Pen's Parade or The Income Parade is a concept described in a 1971 book published by Dutch economist Jan Pen describing income distribution. The parade is defined as a succession of every person in the economy, with their height proportional to their income, and ordered from lowest to greatest. People with average income would be of average height, and so the spectator. The Pen's description of what the spectator would see is a parade of dwarves, and then some unbelievable giants at the very end.

The original context of the parade is the United Kingdom, and the duration is one hour.
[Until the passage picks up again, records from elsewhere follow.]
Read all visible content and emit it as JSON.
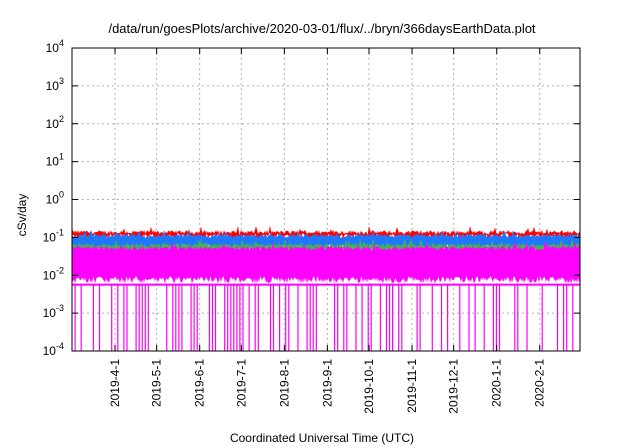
{
  "chart_data": {
    "type": "area",
    "title": "/data/run/goesPlots/archive/2020-03-01/flux/../bryn/366daysEarthData.plot",
    "xlabel": "Coordinated Universal Time (UTC)",
    "ylabel": "cSv/day",
    "x_range": [
      "2019-03-01",
      "2020-03-01"
    ],
    "yscale": "log",
    "ylim": [
      0.0001,
      10000
    ],
    "grid": true,
    "y_ticks": [
      {
        "base": "10",
        "exp": "-4",
        "value": 0.0001
      },
      {
        "base": "10",
        "exp": "-3",
        "value": 0.001
      },
      {
        "base": "10",
        "exp": "-2",
        "value": 0.01
      },
      {
        "base": "10",
        "exp": "-1",
        "value": 0.1
      },
      {
        "base": "10",
        "exp": "0",
        "value": 1
      },
      {
        "base": "10",
        "exp": "1",
        "value": 10
      },
      {
        "base": "10",
        "exp": "2",
        "value": 100
      },
      {
        "base": "10",
        "exp": "3",
        "value": 1000
      },
      {
        "base": "10",
        "exp": "4",
        "value": 10000
      }
    ],
    "x_ticks": [
      "2019-4-1",
      "2019-5-1",
      "2019-6-1",
      "2019-7-1",
      "2019-8-1",
      "2019-9-1",
      "2019-10-1",
      "2019-11-1",
      "2019-12-1",
      "2020-1-1",
      "2020-2-1"
    ],
    "series": [
      {
        "color": "#ff0000",
        "typical_max": 0.13,
        "typical_min": 0.11
      },
      {
        "color": "#1e78ff",
        "typical_max": 0.105,
        "typical_min": 0.055
      },
      {
        "color": "#4caf50",
        "typical_max": 0.06,
        "typical_min": 0.045
      },
      {
        "color": "#ff00ff",
        "typical_max": 0.05,
        "typical_min": 0.008,
        "dropouts_to": 0.0001
      }
    ]
  }
}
The parade is used by economists as a graphical representation of income inequality because it is a form of quantile function and it is considered useful when comparing two different areas or periods.

==Summary of events==

- At the beginning of the parade, the marchers cannot be seen at all because they represent businesses with losses.
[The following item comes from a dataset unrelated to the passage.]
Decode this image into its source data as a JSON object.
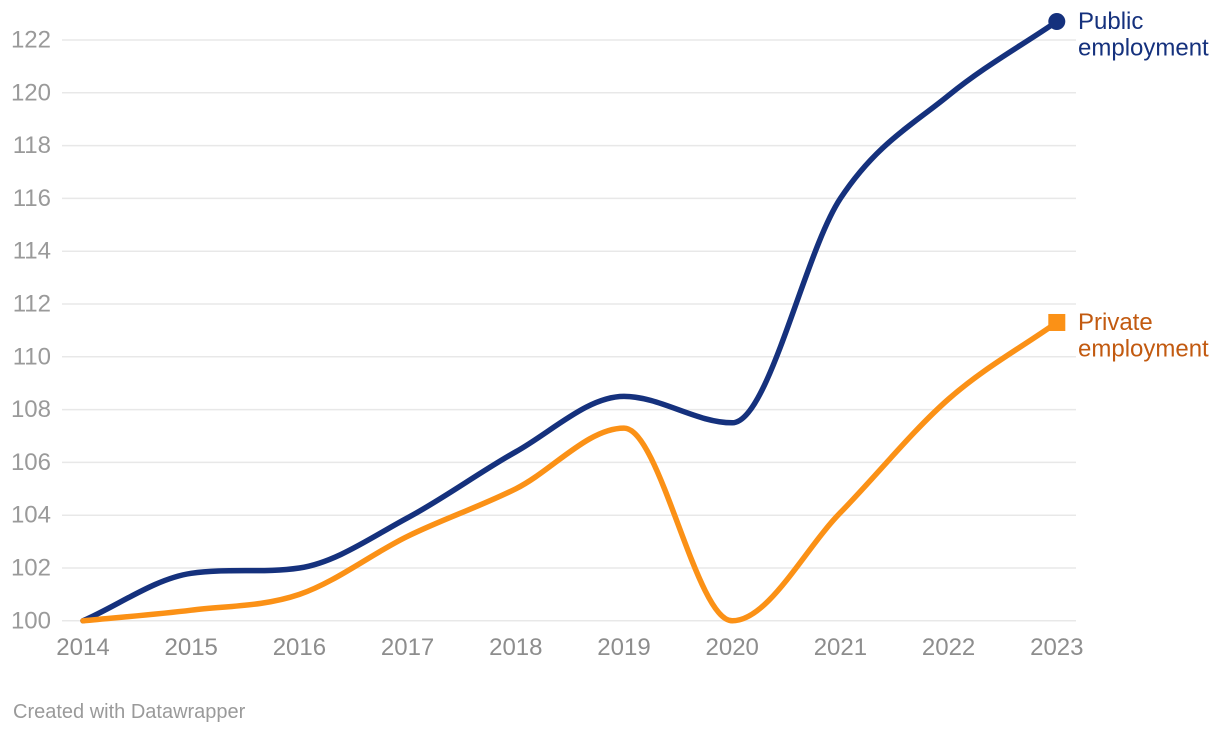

- Very soon, upright marchers with positive income begin to pass by, but they are very tiny.
- Ten minutes in, the full-time labor force has arrived and it lasts several minutes.
- By about halfway through the parade, the observers might expect to be looking people in the eye—people of average height ought to be in the middle, but the marchers are still quite small
- About forty-five minutes—the parade the marchers are as tall as the observers.
- In the final six minutes, however, when people with earnings in the top 10 percent begin to arrive, with heights increasing fast. Doctors, lawyers, and senior civil servants are about 20 feet tall, and later, successful corporate executives, bankers, stockbrokers—peering down from fifty feet, 100 feet, 500 feet.
- In the last few seconds there's a glimpse of pop stars, movie stars and the most successful entrepreneurs, and the observer can see only up to their knees.
- At the very end of the parade, in the original book, is John Paul Getty. The sole of his shoe is hundreds of feet thick.